Я последовала ее совету — задвинула хлипкий засов, подергала дверь: можно одним пинком вышибить. Это не преграда.
Не хотелось ни есть, ни спать. Я отставила тарелку с пирогом на пыльный подоконник, засыпанный дохлыми бабочками, но воду выпила, чтобы сбить во рту кислятину после дынной браги. Вкус был омерзительным. Жидкость оказалась тягучей, будто тухловатой, с привкусом железа и какого-то аптечного лекарства. На дне пустого стакана перекатывались нерастворенные белые кристаллы. Сил едва хватило, чтобы поставить стакан на пол у кровати. В глазах помутнело, и все вокруг накрыла черная пустота.
41
Я отказывался понимать эти слова. Они просто не могли существовать. Они преступны. Невозможны. Я тряхнул брата за грудки и прижал к стене — он даже не сопротивлялся, позволял себя трясти, как фруктовое дерево. Снисходительно ждал, когда успокоюсь. Меня прошибало волнами жара так, что казалось, сварится мясо и свернется кровь.
— Скажи, что это ложь, — я снова и снова встряхивал его. — Как? Скажи мне, как?
Ларисс, наконец, отвел мои руки, поправил мантию.

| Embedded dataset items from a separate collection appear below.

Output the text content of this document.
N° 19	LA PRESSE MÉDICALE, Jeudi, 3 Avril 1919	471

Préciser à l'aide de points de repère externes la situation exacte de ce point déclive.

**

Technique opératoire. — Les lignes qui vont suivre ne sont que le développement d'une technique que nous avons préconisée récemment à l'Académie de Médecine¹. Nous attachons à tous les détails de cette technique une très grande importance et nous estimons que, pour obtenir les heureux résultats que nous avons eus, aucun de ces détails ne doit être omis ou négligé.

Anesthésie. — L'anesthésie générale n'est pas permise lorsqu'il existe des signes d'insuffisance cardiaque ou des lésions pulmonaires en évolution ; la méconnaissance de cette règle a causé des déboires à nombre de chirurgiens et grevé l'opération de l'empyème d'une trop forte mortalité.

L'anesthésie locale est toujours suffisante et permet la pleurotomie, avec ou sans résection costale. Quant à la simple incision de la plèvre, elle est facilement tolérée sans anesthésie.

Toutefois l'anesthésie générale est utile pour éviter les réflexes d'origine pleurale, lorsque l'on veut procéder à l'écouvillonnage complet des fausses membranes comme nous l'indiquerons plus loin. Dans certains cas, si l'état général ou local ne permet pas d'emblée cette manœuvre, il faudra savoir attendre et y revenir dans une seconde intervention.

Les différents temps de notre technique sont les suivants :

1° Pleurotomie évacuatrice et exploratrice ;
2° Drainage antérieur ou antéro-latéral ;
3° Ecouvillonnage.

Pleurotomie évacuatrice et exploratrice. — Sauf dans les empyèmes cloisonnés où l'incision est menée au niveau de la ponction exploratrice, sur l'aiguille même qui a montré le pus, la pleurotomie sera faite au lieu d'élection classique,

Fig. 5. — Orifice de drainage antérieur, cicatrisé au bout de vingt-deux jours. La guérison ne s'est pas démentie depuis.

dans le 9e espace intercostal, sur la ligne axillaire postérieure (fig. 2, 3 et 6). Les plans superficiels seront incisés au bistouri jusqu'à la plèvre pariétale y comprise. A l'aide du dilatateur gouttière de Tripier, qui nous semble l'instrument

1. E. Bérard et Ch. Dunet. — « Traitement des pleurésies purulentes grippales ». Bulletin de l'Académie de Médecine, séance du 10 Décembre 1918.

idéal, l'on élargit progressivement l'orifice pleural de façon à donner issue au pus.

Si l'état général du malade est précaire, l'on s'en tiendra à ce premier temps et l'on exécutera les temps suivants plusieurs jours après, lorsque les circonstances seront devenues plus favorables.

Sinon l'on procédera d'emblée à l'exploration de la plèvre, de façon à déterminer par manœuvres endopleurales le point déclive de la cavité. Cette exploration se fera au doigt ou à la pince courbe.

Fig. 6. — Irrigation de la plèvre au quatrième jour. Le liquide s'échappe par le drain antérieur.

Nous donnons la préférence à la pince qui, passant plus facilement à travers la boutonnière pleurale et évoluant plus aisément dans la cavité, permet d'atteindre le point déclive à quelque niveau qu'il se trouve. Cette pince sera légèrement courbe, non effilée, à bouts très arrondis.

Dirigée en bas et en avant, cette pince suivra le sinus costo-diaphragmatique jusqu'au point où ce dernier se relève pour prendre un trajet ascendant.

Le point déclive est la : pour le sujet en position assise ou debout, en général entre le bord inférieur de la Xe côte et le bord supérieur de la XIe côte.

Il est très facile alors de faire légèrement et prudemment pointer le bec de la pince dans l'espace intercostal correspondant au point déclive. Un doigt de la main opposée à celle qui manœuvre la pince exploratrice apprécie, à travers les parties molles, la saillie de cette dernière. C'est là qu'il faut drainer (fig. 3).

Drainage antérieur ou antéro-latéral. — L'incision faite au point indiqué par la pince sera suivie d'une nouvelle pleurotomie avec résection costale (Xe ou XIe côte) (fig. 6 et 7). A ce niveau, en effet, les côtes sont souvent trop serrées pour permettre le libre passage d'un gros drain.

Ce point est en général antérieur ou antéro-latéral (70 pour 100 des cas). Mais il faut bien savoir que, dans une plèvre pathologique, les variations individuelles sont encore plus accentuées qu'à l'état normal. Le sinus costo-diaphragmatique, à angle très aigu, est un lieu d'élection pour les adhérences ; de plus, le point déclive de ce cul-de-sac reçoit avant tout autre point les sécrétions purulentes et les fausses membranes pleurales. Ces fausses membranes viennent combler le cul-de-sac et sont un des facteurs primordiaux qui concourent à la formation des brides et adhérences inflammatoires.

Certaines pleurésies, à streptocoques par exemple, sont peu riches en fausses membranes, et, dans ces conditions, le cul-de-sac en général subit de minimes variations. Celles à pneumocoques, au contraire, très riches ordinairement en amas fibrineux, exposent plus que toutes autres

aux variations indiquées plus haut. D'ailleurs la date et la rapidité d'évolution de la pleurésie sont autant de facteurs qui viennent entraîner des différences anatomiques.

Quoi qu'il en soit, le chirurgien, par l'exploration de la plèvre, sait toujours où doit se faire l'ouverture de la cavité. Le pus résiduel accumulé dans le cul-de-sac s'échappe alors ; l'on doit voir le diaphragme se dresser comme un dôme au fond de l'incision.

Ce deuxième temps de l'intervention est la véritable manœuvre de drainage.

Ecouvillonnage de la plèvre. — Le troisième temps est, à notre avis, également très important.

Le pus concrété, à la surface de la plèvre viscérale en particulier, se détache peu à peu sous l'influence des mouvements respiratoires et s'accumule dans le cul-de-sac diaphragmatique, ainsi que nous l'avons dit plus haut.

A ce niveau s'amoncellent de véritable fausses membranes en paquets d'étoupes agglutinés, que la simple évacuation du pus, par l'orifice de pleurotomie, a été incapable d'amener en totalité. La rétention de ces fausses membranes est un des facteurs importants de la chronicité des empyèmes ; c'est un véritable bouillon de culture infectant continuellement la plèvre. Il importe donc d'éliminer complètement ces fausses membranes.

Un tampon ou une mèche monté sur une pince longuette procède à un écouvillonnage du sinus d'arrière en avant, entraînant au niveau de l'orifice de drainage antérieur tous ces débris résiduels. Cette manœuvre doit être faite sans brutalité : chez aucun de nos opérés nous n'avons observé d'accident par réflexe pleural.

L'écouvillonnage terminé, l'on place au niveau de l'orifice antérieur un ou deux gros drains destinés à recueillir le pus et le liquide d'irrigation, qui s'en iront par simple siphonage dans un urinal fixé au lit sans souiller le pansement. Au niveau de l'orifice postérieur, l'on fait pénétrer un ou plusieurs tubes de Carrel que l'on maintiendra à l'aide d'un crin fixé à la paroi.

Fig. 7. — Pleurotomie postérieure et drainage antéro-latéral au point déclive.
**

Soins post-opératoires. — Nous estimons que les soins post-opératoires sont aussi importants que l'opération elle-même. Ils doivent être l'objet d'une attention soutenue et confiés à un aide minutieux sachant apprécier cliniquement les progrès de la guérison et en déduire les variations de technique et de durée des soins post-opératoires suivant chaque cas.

Я оперся о стену, чувствуя ладонями холод камня. Опустил голову, стараясь выровнять дыхание. Не был бы он братом, я раскроил бы ему голову — и этого было бы мало. Мало, черт возьми! Я сжал кулаки и несколько раз ударил о стену. До разлившейся боли. До красноты. До дребезжащего по всему телу отзвука удара.
Брат был на удивление спокоен, если не сказать насмешливо-равнодушен:
— Нет ничего непоправимого… Кроме смерти. И глупости.
Как же хотелось съездить по его темному тонкому лицу. Внезапная догадка заставила меня отстраниться и рухнуть в кресло:
— Ты все знал… Твою мать, ты же все знал…
Я чувствовал себя обессиленным. Больным.
Ларисс все еще поправлял складки одежды. Педантично и неторопливо. Если бы я не знал его, мог бы подумать, что он упивается моей растерянностью. Черт возьми, даже зная, мне так казалось.